Pause and do this now.
Welcome back.
Let's go through some answers.
So, for the outcome tree, I filled in where the different outcomes go.
You'll notice that there were no square numbers that were also prime numbers.
Did that surprise you? I suspect not because you know that a prime number can only have two factors, one in itself.
In part B, the spinner lands on 11.
The outcome tree shows you which two events must have happened.
And we must have had the event, not a square number, but also the event prime number.
Question two, you had to complete the outcome tree.
So please feel free to pause the video if you want to check your answers against mine.
You did have enough information to fill this in because you knew one event was multiple of five, the opposite or the complement event had to be not a multiple of five.
And for the second phase we could see not a square number so we knew the opposite was square number.
And question three, we had our list of outcomes and Jacob was going to spin the spinner and look for events of landing on a square number that is also a cube number.
And there were two outcomes that satisfied these conditions, and that's 1 and 64.
For four, you had to create an outcome tree with the first event being handle and the second has a straw.
And I've got an example of a tree diagram here.
Remember, you might have swapped these round so no handle might have been on the top branch and handle might have been on the second.
But you'll still get the same outcomes.
For B, you had to circle the outcomes that represent having a straw with your drink, but no handle.
So you should have circled the outcomes D, E, and H, and they should have all been together.
It's now time to sum up today's learning.

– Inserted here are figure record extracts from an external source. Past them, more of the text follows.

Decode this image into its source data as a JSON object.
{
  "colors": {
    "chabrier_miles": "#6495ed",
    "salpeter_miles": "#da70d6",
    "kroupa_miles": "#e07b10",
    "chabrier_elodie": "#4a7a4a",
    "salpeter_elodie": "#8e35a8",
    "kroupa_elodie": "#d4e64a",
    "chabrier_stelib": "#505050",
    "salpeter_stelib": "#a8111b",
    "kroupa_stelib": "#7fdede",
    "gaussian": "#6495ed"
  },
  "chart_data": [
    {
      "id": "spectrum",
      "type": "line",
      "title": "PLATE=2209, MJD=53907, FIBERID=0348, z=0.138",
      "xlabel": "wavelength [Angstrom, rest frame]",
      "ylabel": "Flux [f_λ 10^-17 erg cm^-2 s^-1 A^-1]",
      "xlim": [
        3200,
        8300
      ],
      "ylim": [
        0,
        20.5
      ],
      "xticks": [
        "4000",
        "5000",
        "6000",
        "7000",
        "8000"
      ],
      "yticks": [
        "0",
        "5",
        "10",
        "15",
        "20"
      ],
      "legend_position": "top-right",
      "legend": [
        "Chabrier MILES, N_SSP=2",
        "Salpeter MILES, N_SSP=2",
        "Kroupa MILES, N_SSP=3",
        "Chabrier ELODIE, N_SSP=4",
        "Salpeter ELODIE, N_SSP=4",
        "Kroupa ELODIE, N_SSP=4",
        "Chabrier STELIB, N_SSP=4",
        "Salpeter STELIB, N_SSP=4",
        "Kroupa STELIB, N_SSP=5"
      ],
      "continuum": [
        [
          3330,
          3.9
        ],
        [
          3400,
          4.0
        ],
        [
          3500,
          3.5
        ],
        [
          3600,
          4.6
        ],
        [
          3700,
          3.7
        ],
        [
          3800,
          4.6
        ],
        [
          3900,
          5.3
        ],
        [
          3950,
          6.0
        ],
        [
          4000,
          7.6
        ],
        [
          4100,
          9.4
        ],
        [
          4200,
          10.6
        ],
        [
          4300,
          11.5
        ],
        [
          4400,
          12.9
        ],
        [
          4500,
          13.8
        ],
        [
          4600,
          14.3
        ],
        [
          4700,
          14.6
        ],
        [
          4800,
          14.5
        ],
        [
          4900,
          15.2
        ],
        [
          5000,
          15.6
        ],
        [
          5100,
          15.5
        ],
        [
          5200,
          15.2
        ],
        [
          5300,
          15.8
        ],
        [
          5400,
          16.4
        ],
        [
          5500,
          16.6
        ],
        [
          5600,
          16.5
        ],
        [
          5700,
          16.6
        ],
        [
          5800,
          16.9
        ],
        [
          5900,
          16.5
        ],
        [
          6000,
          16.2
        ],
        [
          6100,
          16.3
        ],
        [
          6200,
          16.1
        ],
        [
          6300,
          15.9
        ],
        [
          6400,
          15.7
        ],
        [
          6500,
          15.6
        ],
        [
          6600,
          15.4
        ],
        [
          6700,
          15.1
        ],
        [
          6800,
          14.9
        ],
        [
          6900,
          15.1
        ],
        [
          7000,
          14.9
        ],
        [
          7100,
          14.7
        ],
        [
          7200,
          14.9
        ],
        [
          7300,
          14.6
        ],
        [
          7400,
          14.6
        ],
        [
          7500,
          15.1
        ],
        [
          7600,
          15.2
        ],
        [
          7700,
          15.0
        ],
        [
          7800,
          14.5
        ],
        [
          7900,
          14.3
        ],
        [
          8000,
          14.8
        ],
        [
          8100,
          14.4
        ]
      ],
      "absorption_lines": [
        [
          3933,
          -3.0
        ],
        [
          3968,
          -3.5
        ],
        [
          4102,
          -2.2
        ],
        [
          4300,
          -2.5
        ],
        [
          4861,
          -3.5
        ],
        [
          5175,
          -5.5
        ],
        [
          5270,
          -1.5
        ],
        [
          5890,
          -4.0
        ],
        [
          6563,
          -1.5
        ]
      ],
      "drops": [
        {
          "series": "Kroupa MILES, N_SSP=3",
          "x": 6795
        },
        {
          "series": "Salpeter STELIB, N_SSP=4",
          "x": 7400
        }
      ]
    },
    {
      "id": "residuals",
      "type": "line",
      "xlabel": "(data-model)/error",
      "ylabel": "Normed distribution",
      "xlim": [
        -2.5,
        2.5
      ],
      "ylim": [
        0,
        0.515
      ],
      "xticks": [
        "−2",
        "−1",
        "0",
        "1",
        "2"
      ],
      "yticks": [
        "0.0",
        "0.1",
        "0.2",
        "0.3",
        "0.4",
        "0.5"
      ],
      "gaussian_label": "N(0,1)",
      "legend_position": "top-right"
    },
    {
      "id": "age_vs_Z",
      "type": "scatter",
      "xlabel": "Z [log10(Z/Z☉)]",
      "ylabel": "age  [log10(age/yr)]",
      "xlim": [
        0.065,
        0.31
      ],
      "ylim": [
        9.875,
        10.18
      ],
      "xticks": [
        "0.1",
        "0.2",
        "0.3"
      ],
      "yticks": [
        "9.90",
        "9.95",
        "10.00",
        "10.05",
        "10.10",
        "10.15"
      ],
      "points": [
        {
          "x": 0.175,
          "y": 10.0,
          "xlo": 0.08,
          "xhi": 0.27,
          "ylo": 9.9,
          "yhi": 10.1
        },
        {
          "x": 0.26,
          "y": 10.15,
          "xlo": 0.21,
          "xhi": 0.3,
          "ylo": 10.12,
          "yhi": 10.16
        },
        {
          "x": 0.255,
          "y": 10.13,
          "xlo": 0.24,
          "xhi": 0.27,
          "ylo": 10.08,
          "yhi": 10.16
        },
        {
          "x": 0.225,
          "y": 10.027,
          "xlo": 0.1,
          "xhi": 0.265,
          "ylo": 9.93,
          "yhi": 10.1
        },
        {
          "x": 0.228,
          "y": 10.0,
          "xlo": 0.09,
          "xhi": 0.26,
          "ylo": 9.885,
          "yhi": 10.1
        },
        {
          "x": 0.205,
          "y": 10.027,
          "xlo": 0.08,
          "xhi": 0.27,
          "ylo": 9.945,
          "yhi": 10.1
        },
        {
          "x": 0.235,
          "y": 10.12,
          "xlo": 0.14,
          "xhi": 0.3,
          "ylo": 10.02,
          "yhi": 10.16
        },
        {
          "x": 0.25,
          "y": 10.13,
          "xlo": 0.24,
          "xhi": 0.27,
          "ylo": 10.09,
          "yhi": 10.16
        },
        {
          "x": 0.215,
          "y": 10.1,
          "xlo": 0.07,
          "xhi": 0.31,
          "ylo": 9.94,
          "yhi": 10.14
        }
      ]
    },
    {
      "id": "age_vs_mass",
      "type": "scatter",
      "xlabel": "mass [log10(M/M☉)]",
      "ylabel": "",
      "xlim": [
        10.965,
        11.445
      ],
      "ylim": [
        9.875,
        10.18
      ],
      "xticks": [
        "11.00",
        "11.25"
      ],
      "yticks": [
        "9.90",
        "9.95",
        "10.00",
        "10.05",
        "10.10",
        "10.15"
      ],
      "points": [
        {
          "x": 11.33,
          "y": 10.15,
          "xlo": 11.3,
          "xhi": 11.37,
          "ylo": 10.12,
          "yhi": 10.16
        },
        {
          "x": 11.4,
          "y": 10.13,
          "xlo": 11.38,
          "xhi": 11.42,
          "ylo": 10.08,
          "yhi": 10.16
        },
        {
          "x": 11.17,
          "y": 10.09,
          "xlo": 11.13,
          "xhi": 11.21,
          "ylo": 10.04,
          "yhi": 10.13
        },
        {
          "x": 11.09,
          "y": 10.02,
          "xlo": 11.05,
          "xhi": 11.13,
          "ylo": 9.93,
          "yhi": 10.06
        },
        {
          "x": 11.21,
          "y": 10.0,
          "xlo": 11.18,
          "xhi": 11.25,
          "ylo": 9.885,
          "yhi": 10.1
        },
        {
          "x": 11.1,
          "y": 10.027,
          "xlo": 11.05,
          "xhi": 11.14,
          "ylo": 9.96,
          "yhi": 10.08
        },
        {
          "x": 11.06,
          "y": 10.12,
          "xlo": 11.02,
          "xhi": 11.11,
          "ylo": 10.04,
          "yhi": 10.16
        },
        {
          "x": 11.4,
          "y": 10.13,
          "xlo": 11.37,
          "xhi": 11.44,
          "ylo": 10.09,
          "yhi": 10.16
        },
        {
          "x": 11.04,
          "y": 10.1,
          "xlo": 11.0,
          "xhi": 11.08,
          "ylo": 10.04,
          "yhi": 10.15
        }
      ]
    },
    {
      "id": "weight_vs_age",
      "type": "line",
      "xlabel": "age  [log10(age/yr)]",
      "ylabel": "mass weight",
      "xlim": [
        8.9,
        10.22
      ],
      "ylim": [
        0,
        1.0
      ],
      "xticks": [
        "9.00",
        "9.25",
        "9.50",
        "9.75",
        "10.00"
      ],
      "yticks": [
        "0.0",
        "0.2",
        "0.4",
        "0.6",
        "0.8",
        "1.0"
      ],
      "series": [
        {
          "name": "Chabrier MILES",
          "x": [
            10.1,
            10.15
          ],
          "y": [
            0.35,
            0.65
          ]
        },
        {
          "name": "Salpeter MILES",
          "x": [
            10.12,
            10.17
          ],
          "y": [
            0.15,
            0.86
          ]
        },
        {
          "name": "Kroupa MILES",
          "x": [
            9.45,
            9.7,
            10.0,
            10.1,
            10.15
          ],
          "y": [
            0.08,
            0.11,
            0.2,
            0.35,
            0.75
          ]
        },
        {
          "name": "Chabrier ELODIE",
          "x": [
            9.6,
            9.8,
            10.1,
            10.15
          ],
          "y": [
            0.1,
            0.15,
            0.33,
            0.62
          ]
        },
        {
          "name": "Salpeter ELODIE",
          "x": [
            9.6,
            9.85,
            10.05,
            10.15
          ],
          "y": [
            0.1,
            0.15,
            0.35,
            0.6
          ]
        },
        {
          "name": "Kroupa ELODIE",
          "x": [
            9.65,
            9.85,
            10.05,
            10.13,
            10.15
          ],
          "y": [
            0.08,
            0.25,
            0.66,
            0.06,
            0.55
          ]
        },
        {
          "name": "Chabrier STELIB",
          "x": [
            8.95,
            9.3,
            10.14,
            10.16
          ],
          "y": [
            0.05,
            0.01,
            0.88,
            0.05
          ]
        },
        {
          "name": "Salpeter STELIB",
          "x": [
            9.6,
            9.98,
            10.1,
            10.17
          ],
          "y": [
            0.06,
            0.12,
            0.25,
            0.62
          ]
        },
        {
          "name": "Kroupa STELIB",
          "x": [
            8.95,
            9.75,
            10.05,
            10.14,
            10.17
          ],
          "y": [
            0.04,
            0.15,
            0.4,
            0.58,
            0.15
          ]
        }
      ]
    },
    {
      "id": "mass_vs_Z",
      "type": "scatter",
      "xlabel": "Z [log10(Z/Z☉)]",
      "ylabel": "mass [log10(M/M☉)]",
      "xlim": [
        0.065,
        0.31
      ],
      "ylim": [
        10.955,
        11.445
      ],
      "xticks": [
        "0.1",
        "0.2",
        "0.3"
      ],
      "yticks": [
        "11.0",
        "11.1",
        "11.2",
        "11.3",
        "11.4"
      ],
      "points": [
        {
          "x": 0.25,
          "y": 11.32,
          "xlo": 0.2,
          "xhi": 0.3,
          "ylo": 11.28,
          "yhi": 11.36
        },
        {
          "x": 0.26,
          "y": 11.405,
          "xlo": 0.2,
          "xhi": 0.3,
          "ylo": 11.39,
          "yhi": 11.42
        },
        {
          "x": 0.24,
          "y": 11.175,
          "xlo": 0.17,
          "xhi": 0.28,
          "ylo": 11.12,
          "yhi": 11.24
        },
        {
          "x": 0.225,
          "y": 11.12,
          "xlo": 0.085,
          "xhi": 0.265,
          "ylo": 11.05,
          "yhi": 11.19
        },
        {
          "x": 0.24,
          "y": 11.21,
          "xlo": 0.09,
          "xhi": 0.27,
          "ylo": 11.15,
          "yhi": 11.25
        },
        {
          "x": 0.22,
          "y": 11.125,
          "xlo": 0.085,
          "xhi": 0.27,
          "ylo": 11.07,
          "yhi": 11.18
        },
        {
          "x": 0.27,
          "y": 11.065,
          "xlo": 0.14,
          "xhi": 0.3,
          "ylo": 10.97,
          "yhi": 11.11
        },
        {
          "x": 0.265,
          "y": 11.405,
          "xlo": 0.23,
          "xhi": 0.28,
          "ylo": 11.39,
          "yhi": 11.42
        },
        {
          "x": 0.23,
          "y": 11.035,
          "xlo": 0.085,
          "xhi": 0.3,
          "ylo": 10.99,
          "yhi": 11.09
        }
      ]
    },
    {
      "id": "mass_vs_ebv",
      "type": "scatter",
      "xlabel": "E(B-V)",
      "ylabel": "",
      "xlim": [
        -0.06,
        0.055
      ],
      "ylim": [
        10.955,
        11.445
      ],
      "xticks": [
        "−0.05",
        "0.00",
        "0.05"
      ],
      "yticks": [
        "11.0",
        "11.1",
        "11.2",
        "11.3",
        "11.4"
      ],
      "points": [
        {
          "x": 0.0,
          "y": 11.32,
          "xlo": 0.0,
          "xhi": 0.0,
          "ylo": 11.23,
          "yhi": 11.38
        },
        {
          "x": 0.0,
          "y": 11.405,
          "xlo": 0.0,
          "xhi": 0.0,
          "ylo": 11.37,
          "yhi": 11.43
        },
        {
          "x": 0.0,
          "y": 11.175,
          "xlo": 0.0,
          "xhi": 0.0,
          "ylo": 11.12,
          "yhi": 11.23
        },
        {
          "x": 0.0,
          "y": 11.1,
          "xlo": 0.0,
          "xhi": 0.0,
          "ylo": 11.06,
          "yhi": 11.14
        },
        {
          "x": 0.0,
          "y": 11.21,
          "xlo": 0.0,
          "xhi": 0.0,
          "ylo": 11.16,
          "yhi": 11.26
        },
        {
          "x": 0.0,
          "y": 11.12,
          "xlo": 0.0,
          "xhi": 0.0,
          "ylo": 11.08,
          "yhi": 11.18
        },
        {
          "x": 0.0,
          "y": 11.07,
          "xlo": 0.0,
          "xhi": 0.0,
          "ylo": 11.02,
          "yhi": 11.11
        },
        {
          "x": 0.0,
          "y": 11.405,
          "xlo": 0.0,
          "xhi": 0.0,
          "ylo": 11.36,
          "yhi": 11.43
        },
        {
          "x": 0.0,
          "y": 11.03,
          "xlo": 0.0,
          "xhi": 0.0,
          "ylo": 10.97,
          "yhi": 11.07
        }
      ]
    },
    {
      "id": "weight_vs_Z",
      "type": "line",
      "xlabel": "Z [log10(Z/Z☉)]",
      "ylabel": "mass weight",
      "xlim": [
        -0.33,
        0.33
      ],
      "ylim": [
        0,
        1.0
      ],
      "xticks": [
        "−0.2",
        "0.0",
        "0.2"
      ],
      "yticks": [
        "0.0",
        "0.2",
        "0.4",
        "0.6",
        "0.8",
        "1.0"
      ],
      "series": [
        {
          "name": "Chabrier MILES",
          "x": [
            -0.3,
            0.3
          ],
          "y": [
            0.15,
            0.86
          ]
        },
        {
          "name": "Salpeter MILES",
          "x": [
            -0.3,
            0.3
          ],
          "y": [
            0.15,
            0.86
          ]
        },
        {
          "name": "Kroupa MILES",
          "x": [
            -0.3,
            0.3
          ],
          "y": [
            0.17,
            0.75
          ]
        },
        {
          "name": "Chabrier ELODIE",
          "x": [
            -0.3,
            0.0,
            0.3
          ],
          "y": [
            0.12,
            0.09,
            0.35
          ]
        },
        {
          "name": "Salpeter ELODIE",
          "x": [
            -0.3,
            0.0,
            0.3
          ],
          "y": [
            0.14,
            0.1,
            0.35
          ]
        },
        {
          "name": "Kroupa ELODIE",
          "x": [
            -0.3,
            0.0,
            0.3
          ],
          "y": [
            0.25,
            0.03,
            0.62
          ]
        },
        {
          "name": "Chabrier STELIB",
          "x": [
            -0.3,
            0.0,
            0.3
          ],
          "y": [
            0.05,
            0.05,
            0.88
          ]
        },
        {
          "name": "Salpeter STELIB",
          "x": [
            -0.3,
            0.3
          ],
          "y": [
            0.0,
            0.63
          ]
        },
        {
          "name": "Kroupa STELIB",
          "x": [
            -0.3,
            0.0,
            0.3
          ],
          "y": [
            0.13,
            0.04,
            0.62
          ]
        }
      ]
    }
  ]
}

The branches of an outcome tree show outcomes of a trial.
And when looking at two events from the same trial, a tree diagram helps to organise the sample space according to those two events and their combinations.
When looking at a two-stage trial, the tree can help find the sample space in a systematic way by considering the two parts of the trial and their outcomes one at a time.
A sample space can be made from any outcome tree that represents multiple stages of a trial.
Well done.
You've done a fantastic job today.
I hope you found learning about outcome trees useful and that you could see how they're an alternative way to completing a sample space.
How did you feel about them? Hopefully you enjoyed it.
I look forward to seeing you for more lessons on probability.